Additionally, there were disrupted waste collections and temporary incineration of dry recyclables as well as new ‘COVID-19’ related wastes from households such as lateral flow tests.

There “were increases in quantities of care, food and glass waste sent for recycling likely attributed to changes in lifestyle from lockdowns.” The report notes.

The report also says there has been an “increase in quantities of incinerator bottom ash and metals sent for recycling compared to 2019-20.”

More residual waste has been sent to the Parc Adfer facility in Deeside for incineration producing more bottom ash that could be sent for recycling.

Flintshire Council has reintroduced enforcement measures against residents who consistently fail to recycle this week in a bid to arrest the decline.

In September officials revealed plans to embark on an education campaign to improve awareness of what can be recycled.

The council is now aiming to achieve 70 per cent of waste being recycled by 2024/25 to meet national targets.

In a report to councillors, Katie Wilby, the authority’s chief officer for streetscene and transportation, said: “The impact of Covid has resulted in significant changes in the volumes of waste and recycling collected from residential properties and deposited at the household recycling centres (HRCs), which has resulted in a downturn in performance for 2020/21.

She said: “Analysis of waste collected by the council shows that items such as steel cans, plastic bottles and food are still being placed in normal rubbish bins, rather than being recycled.
Officials said it meant recyclable waste was being sent to landfill or incinerated.”

A Flintshire County Council spokesperson said it, “prides itself on a commitment to maximising recycling performance and has made continued improvements to its services over a number of years in order to achieve Welsh Government targets.”

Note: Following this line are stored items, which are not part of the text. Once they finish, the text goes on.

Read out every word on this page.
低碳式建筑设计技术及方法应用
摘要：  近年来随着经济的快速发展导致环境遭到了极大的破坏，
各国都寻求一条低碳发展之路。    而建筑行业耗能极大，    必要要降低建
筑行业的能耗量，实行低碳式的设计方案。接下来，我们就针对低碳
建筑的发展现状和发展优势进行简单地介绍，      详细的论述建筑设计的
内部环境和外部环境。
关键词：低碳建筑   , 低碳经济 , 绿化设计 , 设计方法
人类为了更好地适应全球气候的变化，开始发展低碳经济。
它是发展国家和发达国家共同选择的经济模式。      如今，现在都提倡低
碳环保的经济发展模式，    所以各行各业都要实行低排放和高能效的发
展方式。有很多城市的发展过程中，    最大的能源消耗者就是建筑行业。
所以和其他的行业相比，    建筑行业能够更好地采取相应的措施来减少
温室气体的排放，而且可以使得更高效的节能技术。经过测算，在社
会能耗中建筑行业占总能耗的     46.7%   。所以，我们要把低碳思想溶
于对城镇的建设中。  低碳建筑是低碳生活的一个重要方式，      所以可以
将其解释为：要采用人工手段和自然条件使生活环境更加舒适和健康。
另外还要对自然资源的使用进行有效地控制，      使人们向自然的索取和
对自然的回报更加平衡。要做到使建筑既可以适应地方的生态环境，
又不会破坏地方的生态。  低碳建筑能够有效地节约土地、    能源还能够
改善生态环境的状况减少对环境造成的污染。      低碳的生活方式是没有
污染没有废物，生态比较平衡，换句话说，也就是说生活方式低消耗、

“For the period 2020/21 the COVID pandemic brought about a number of challenges with temporary closures of Household Recycling Centers, suspension of garden waste collections, suspension of side waste enforcement and people working from home all impacting the amount of waste and recycling that was collected.”

“In September 2021 the Council’s Cabinet approved a Target 70 campaign which set out a number of ways in which we can regain our strong recycling performance and further improve the services we offer.”

“We would like to thank residents for their continued support in maximising our recycling potential and welcome their participation in further recycling initiatives.”